Multi-Modal Speech Emotion Recognition Using Speech Embeddings andAudio Features

This work is mainly about speech.

They use a acoustic embedding to encode the acoustic features.

HUMAN-LIKE EMOTION RECOGNITION: MULTI-LABEL LEARNING
FROM NOISY LABELED AUDIO-VISUAL EXPRESSIVE SPEECH

Multi label to deal with the ambiguity in one-label training.
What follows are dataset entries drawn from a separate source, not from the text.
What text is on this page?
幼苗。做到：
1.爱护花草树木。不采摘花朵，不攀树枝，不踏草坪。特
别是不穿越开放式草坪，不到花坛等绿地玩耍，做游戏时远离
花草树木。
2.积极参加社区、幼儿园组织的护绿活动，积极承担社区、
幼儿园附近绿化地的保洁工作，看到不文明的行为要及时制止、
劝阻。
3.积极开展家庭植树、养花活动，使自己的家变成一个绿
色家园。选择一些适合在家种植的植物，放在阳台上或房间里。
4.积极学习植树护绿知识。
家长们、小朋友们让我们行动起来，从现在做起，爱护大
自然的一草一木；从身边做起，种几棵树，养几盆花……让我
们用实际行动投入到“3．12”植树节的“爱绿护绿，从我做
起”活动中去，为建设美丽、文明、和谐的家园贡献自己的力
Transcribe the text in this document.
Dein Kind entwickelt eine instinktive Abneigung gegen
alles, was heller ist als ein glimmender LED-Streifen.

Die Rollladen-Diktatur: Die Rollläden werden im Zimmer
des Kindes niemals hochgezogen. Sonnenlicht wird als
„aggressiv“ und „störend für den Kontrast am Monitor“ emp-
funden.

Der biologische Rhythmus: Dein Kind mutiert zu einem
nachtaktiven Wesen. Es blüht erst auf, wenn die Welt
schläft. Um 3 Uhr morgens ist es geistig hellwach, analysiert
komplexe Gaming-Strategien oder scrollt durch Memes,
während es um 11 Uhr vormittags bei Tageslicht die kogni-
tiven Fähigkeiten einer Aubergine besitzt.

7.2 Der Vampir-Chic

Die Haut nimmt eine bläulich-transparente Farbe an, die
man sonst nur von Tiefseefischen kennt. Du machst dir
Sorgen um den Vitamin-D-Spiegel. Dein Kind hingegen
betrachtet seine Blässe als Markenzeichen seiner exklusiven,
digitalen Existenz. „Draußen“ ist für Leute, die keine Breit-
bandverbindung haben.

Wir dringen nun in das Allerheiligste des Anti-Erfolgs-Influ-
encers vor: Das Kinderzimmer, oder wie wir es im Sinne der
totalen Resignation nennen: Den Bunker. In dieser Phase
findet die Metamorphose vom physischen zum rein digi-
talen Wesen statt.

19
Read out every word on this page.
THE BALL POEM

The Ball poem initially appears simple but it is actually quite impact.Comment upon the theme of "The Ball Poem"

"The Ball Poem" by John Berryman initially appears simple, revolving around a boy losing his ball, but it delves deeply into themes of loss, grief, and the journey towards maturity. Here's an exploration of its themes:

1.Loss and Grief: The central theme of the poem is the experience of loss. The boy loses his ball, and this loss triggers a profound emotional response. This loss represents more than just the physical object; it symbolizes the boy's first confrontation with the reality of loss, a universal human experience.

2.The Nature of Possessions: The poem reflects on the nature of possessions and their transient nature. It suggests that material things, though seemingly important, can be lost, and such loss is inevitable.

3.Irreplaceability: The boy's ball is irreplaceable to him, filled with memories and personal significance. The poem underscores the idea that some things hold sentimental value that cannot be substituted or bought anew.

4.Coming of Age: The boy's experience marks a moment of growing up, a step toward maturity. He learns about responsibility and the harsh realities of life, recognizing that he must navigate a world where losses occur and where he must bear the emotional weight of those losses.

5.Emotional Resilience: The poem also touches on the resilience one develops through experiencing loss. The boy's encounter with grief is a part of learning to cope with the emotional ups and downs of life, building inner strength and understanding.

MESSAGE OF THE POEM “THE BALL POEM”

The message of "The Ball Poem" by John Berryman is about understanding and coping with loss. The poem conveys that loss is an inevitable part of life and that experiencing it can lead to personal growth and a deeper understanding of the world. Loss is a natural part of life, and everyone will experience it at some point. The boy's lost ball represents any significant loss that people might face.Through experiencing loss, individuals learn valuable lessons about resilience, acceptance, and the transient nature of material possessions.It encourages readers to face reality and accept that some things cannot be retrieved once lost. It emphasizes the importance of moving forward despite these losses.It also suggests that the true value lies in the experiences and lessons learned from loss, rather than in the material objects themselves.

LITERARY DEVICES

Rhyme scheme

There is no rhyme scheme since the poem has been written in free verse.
They used the emotion distribution produced by human annotators in training in inference, that is:

if six annotators label an utterance as “happy,” two annotators label it “neutral,” one annotator labels it “sad,” and one annotator labels it “frustration” (out of the five classes of “angry,” “happy,” “neutral,” “sad”, and “frustration”), we then define and represent the ground truth of the utterance as a four-dimensional representation of {0, 0.6, 0.2, 0.1, 0.1}

They used ELM(Extreme learning machine) for classification.

Learning Affective Features With a Hybrid Deep Model for Audio–Visual Emotion Recognition

audio-visual segment features with CNN and 3D CNN:
audio -> CNN
video -> 3D CNN
Then fuse the features in a Deep Belief Networks

It is not validated in IEMOCAP
It uses RML, eNTERFACE05, BAUM1s

The model the non-linear correlation of multiple inut with different statistical properties, namely different modals, they use DBN for this purpose

Different fusion strategy:

feature-level:
feature-level fusion can not model the complicated relationships, e.g., the difference on time scales and metric levels, between audio and visual modalities

Decision-level
can not capture the mutual correlation among different modalities, because these modalities are assumed to be independent. Therefore, decision-level fusion does not conform to the fact that human beings show audio and visual expressions in a complementary redundant manner, rather than a mutually independent manner

Score-level
score-level fusion is implemented by combining the individual classification scores, which indicate the likelihood that a sample belongs to different classes. By contrast, decision-level fusion is performed by combining multiple predicted class labels.

Model-level
The implementation is based on the used fusion model
HMM is often used for this fusion strategy

The existing work uses a shallow fusion method

audio : AlexNet
visual : C3D-Sports-1M

split each of them into a certain number of overlapping segments and then learn audio-visual features from each segment

Audio input
transform the 1-D spectrogram into a 2-D array as the input of CNN.
64 filter x 64 frames x 3 channel

Visual input
16 frames

For each segment. they have a feature vector and then apply the average pooling to have a fixed size feature vector of the entire utterance.

Audio and FaceVideo Emotion Recognition in the Wild using Deep Neural Networks and Small Datasets

Example of feature extraction for audio and visual

Fusion of facial expression recognition and audio emotion recognition subsystems at score level

VIsual:
Use cnn to extract features, then calculate video features, ( eigenvector, covariance matrix, multi dimensional Gaussian Distribution)

Audio: We then take the means of frame-wise scores as the final prediction results for video clips
Geneva Minimalistic Acoustic Parameter Set (eGeMAPS)

Audio-visual fusion at score level

Dense SIFT and CNN features for face video emotion recognition

Deep Multimodal Learning for Affective Analysis and Retrieval

Prove that deep bolzmann machine can learn high-level presentation of the auvio-visual cues from low-level hand-crafted features

Emotion Spotting: Discovering Regions of Evidence in Audio-Visual Emotion

Explore which region is more salient for a certain expression.